ウェブで戦後の石油配給を検索したら、ちょうど70年前の昭和22年10月に石油配給公団が発足、翌11月に「石油製品配給規則」が公布されていました。
全国の販売業者が指定されて、その中に出光興産がありました。この時点で同社は日本石油の特約店でした。2年後、公団が廃止されて元売制度が発足して、10社が指定されて出光も元売となります。同時に、日石との特約店契約が解消されます。ここから系列店拡大競争が始まって行きます。

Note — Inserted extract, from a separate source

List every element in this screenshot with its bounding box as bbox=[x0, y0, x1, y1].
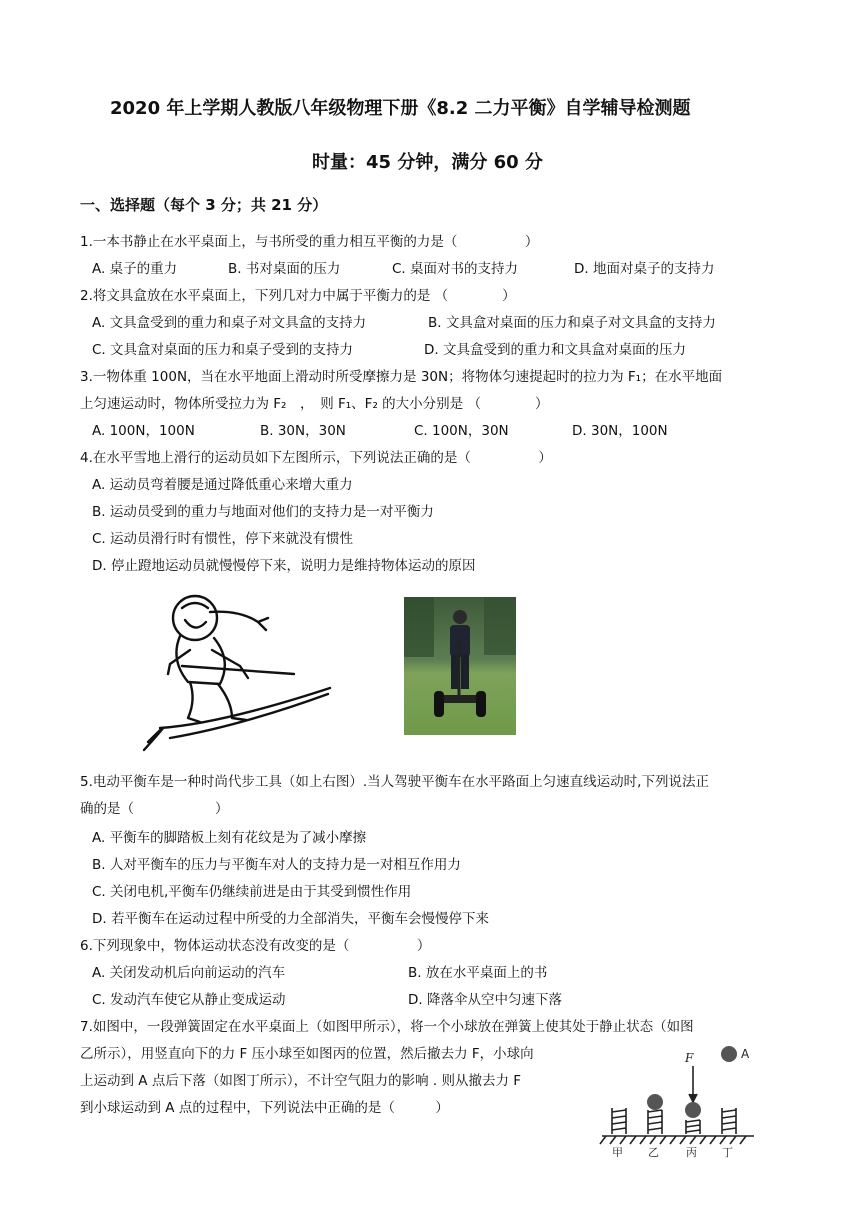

なぜ、こんなことを検索したかというと、現在の石油産業が逆説的な意味で「統制経済」の様相を呈していると感じたからです。独占的なシェアを持った元売を「公団」と置き換えると、きわめて70年前と似たような状況です。石油公団の役割として
① 物価庁の定める価格による石油類の一手買取りおよび一手売渡し
② 石油類の販売業者の指定
――があります。公団は日石など8社の精製業者から生産品と輸入製品を買い取って、販売業者に売り渡します。販売業者は商工大臣の許可で指定されました。
「物価庁の定める価格」をOPISとかRIMに、「販売業者の指定」を流通経路証明に置き換えてみると、印象が重なってしまうのは私特有のうがった見方でしょうか。70年前は石油を売りたくても無かった故の統制であり、現在は売れないのに余っているが故の統制に見えてしまいます。
こういう時代にシェア50%の元売が出来れば、民間人の姿をした公団になりえます。金融市場でも、参加者が少なければ小さな投資で相場を動かせるのと同じ理屈です。経産官僚は70年の時を経て、見事に歴史の巻き戻しに成功したかもしれません。
もっとも、PBも仕入れは上がってもおおむね粗利が増加しているので、COCの会員も面白くはないけれど零細企業は蟷螂の斧ですから、粛々と経営しております。
そして元売各社は景気の良い中間決算です。原油高と好市況が追い風となり、JXTGは純利益で1233億円、出光は573億円、コスモは223億円。
私は決算を見る際に、事業セグメントに興味を持っています。元売は、石油や金属などコモディティで利益のほぼすべてを稼いでいます。石化もオンリーワン製品がほとんど見当たらず、つまり「市況波乗りモデル」で決算は相場次第です。将来の企業ビジョンをどう描いているのでしょうか。
欧州でRDシェルCEOの発言が物議を醸しています。「次に乗る車はEVだ」です。実際のCEOの車はハイブリッドですが、CFOの方はベンツのフルを運転しているそうです。肉屋がベジタリアンになるのかと批判もあるようです。
ただし、同社は「2030年に全世界の石油需要がピークアウトする」想定を前提に業態転換に向かっています。SS部門ではEV給電を持つ大型コンビニ複合店を開設しましたが、担当役員が「石油ではなくフードサービス業者だ」と述べています。また、無人セルフSSでAIによる自動価格設定まで始めています。根底には石油というビジネスモデルに対する強い危機感があります。
日本では、70年前のビジネスモデルに回帰するという“怪奇現象”が起こっているようです。